Yumi Nakamura was a proud woman who valued education above all else. Born just before the end of World War II, she had grown up in post-war Japan, a time ravaged by hunger, disease, and devastation. The economic situation was dire, and she’d told me countless stories about how families struggled in the aftermath of the war. Her father, my great-grandfather, had died in the war, leaving her mother to work tirelessly to keep the family afloat. In our family, it had always been the women working while the men died. That was the common thread in the Nakamura history. And those experiences had shaped her unwavering belief that education and discipline were the keys to a better life.
And what was I, her idiot grandson, doing?
Throwing those values right out the window.
Because the truth was, I wanted something else.
Wanted to be strong.
Wanted to be a Monster Hunter.
Not for money.
Not for fame.
For one reason, and one reason only:
To never feel afraid again.
40 minutes.
I shoved down a few more bites, washing them down with too-hot tea.
The moment it hit my stomach, I knew.
Nope. Not happening.
I ran to the bathroom.
The nausea hit in waves. The breakfast Grandma had worked so hard on came right back up, half-digested and burning in my throat. I pressed a hand over my mouth.
Knees hit cold tile. Fingers clutched the edge of the toilet bowl.
Cold sweat on my skin.
Then everything came up.
The rice. The kimchi. The salty taste of fried anchovies.
Half-digested, drenched in stomach acid, warm and suffocatingly thick as it forced its way up my throat.
The burning sting in my nose made my eyes water.
I gagged again, but my stomach was already empty ... Could only hope Yumi hadn’t heard me.
God, I felt miserable.
Slowly, I dragged myself up, grabbed the sink, and looked at my reflection.
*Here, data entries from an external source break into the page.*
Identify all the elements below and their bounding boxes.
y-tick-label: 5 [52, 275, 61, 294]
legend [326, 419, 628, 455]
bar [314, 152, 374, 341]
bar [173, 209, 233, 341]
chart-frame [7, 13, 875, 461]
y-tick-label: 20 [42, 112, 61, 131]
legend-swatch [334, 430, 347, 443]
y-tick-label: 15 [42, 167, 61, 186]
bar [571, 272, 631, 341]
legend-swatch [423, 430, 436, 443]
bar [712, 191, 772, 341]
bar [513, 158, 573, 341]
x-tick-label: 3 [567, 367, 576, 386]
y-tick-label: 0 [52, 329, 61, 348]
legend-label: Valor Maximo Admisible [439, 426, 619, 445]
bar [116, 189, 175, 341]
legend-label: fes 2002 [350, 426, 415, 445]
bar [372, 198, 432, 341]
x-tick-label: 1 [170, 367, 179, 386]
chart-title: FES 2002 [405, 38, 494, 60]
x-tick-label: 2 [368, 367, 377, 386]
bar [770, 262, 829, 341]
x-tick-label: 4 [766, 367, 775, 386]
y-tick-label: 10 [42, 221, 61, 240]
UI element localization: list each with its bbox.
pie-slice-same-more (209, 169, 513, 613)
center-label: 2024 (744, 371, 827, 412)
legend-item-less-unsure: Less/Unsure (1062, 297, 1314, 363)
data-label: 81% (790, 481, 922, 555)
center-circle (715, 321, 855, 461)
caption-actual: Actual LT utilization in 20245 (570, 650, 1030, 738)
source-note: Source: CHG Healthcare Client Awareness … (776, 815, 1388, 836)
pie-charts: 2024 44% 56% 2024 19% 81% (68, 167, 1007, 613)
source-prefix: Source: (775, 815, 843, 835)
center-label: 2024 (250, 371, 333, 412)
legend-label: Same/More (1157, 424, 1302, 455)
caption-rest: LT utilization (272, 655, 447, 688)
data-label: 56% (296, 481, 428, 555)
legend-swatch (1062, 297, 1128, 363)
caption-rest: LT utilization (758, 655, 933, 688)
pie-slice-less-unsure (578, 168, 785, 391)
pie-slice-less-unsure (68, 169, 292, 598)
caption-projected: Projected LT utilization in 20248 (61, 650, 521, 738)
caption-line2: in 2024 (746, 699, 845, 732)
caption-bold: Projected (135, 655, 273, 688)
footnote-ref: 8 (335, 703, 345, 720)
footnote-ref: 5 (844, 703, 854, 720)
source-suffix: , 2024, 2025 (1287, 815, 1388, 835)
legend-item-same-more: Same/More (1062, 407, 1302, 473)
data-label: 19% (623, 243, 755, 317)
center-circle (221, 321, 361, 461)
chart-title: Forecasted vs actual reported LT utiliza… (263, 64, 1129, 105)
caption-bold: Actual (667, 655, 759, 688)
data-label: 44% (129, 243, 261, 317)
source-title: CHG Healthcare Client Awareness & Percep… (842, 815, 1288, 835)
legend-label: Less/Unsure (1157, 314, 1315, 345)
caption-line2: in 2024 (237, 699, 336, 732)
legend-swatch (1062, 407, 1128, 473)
Dark circles. Pale skin. The face of a loser.
I slid my glasses on.
Nope.
Now I was the ultimate high-school punching bag.
I stared at myself.
And I whispered it.
"I'd do anything to be strong."
Not enough.
"I'd pay any price."
Still not enough.
"I’d sell my soul if I had to."
Somewhere beyond the gray apartment blocks, where we (the bottom of the food chain) lived, thunder rumbled. But… it wasn’t normal thunder. It was deeper. Wrong. Like a flaw in the world itself.
Was that... because of me?
I stepped to the window, slid it open.
A cold shiver ran down my spine.
The sky was clear.
No storm.
Just pale morning sunlight, dragging itself up the horizon. Slow. Almost peaceful.
Then… what the hell was that sound?
The city outside was dead quiet.
No wind.
No cars.
No birds.
And then I felt it.
Like a shift in the air. Like a cold breath brushing against the back of my neck.
Like eyes, watching me.
Not from the street.
Not from behind me.
From somewhere else.
Somewhere that shouldn’t exist.
I couldn’t move. My body was screaming at me to run. But where? How do you run from something you can’t see?
I didn’t know that. But I felt it. At that very moment, somewhere in the world, a door had opened.
One that should have never been unlocked.
And I sensed that whatever lurked behind it... was already looking at me.